Bringing a puppy or dog into the home is not for everyone. 
Puppies and dogs are social beings, they need to be part of the family. Sometimes I see people walking dogs and it is clearly a chore for them. Some take their dog out for a functional walk only - as soon as the dog is done his business - back inside they go.
Different breeds have different exercise and grooming requirements. If you are not prepared to teach your long haired dog to accept handling so he can be groomed regularly - don't get a breed which requires it. 
If you are not an active family - don't get a high energy breed such as an Australian Shepherd or Jack Russell Terrier. 
If you don’t want to hear the beautiful baying of a Beagle or will get annoyed when he has his nose to the ground all the time – don’t get one. 

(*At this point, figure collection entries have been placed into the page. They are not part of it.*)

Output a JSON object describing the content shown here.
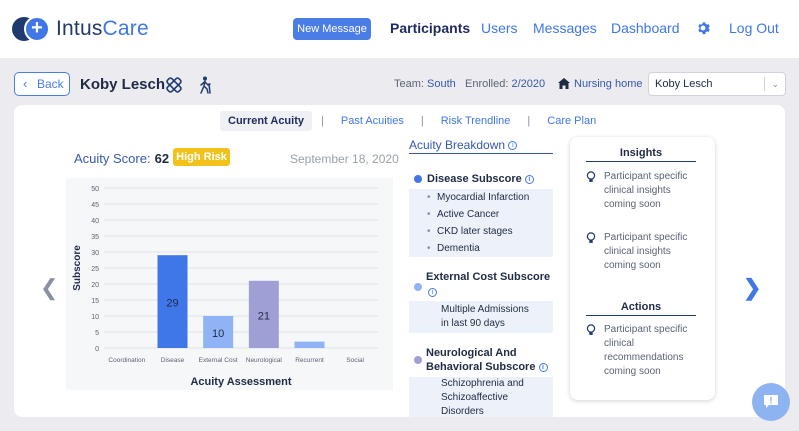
{
  "app": {
    "logo_part1": "Intus",
    "logo_part2": "Care"
  },
  "nav": {
    "new_message": "New Message",
    "links": [
      "Participants",
      "Users",
      "Messages",
      "Dashboard"
    ],
    "logout": "Log Out"
  },
  "header": {
    "back": "Back",
    "participant_name": "Koby Lesch",
    "team_label": "Team:",
    "team_value": "South",
    "enrolled_label": "Enrolled:",
    "enrolled_value": "2/2020",
    "residence": "Nursing home",
    "selected_participant": "Koby Lesch"
  },
  "tabs": [
    "Current Acuity",
    "Past Acuities",
    "Risk Trendline",
    "Care Plan"
  ],
  "acuity": {
    "score_label": "Acuity Score:",
    "score": "62",
    "risk": "High Risk",
    "date": "September 18, 2020"
  },
  "chart_data": {
    "type": "bar",
    "categories": [
      "Coordination",
      "Disease",
      "External Cost",
      "Neurological",
      "Recurrent",
      "Social"
    ],
    "values": [
      0,
      29,
      10,
      21,
      2,
      0
    ],
    "data_labels": [
      "",
      "29",
      "10",
      "21",
      "",
      ""
    ],
    "colors": [
      "#3f77e8",
      "#3f77e8",
      "#8fb3f5",
      "#9f9fd6",
      "#8fb3f5",
      "#8fb3f5"
    ],
    "xlabel": "Acuity Assessment",
    "ylabel": "Subscore",
    "ylim": [
      0,
      50
    ],
    "yticks": [
      0,
      5,
      10,
      15,
      20,
      25,
      30,
      35,
      40,
      45,
      50
    ],
    "grid": true
  },
  "breakdown": {
    "title": "Acuity Breakdown",
    "disease": {
      "title": "Disease Subscore",
      "color": "#3f77e8",
      "items": [
        "Myocardial Infarction",
        "Active Cancer",
        "CKD later stages",
        "Dementia"
      ]
    },
    "external": {
      "title": "External Cost Subscore",
      "color": "#8fb3f5",
      "line1": "Multiple Admissions",
      "line2": "in last 90 days"
    },
    "neuro": {
      "title1": "Neurological And",
      "title2": "Behavioral Subscore",
      "color": "#9f9fd6",
      "line1": "Schizophrenia and",
      "line2": "Schizoaffective",
      "line3": "Disorders"
    }
  },
  "insights": {
    "title": "Insights",
    "items": [
      {
        "l1": "Participant specific",
        "l2": "clinical insights",
        "l3": "coming soon"
      },
      {
        "l1": "Participant specific",
        "l2": "clinical insights",
        "l3": "coming soon"
      }
    ],
    "actions_title": "Actions",
    "action": {
      "l1": "Participant specific",
      "l2": "clinical",
      "l3": "recommendations",
      "l4": "coming soon"
    }
  }
}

Know your breed and understand their requirements and what they were bred for. Make sure you are willing to provide an outlet for their specific needs.  A digging pit for the Terrier or scent games for the Beagle.
Don’t get mad at your young Border Collie for nipping at your children’s heels as they run and he tries to gather them together. Provide a legitimate outlet.

Don't get a dog because your children or spouse has always wanted one.
Choose the right dog because it's a family decision to welcome a new member into a loving household. Be prepared to nurture, guide and cherish the many experiences you will have for years to come.